On ne trouvera donc dans cet ouvrage aucune thèse récurrente mais plutôt le récit d’un work in progress institutionnel qui a valeur d’expérience unique – et à ce titre remarquable, paradigmatique. Quant aux adolescents, la position adoptée par J.-P. Bigeault n’est pas sans rappeler la proposition faite par S. Freud en 1913, considérant que les tendances perverses et asociales doivent être vues comme le moteur de ce qui peut être transformé par la sublimation, et non un ennemi moral à combattre : « Nos plus hautes vertus se sont élevées, par des formations réactionnelles et des sublimations, de nos pires dispositions. L’éducation devrait scrupuleusement s’empêcher d’enterrer de si précieux ressorts d’action et devrait se limiter à encourager les processus par lesquels ces énergies empruntent des voies saines. »
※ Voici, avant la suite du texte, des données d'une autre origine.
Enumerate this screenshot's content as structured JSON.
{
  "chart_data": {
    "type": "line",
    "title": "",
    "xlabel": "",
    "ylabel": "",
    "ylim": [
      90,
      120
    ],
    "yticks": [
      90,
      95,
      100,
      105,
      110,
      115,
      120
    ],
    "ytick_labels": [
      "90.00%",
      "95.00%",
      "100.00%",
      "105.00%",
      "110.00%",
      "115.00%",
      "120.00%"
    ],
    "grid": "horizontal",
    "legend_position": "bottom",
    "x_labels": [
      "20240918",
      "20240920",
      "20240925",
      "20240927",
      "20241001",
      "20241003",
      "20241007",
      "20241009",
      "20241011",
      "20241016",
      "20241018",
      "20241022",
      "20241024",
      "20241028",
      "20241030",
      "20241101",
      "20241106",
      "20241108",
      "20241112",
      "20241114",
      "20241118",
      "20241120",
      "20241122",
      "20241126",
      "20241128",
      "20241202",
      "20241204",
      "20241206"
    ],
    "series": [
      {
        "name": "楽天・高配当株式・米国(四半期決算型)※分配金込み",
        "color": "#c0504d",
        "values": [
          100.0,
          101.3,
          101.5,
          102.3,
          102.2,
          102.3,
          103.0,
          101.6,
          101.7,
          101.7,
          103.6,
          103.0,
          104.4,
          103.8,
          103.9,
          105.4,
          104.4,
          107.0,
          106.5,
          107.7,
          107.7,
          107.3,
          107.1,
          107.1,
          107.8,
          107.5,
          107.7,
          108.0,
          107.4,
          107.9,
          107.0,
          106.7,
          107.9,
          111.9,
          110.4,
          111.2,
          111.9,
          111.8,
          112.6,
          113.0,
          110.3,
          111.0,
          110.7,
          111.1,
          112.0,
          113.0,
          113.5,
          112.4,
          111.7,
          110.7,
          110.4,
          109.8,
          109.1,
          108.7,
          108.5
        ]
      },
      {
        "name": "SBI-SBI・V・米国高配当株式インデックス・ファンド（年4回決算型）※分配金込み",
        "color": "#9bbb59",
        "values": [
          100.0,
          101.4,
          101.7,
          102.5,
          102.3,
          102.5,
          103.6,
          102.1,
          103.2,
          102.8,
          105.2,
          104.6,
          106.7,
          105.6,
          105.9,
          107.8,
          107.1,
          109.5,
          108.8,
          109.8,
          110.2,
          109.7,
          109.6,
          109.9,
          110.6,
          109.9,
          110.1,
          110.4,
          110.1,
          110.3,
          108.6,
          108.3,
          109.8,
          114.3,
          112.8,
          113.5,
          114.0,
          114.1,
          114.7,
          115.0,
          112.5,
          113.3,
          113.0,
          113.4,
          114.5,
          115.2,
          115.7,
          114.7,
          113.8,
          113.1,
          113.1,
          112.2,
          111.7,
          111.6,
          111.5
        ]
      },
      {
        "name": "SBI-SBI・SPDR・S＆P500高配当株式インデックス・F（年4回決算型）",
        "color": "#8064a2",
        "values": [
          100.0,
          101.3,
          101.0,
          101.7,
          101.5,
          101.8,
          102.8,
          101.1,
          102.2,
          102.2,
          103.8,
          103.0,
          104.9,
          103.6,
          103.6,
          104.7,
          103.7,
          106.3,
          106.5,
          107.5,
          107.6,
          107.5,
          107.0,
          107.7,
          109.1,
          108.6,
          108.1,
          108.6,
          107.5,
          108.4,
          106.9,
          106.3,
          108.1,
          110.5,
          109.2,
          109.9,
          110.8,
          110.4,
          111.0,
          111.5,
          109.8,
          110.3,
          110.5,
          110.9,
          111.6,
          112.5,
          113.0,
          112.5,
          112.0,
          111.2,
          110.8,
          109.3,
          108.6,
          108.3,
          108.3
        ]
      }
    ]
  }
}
En remontant aux fondations de la psychopédagogie, l’éducation apparaît comme un acte non seulement poétique, mais aussi, depuis toujours, politique. On repense à A. Aichhorn, au début du xxe siècle, créant des foyers éducatifs pour adolescents afin que ceux-ci ne soient pas embrigadés dans des mouvements paramilitaires annonçant le pire (l’instrumentalisation de la jeunesse, le nazisme…). Aujourd’hui, il demeure toujours suspect de penser ailleurs que dans un objectif précis, comme de viser la réussite scolaire à tout prix. Mais, comme le remarque l’auteur, les projets psychopédagogiques comme celui de Bernfeld et Hoffer en 1918 se heurtent à un obstacle récurrent : l’idéalisation, qui apparaît comme un leurre nécessaire, comme le bébé devra se désillusionner après avoir nourri l’illusion qu’il est le monde.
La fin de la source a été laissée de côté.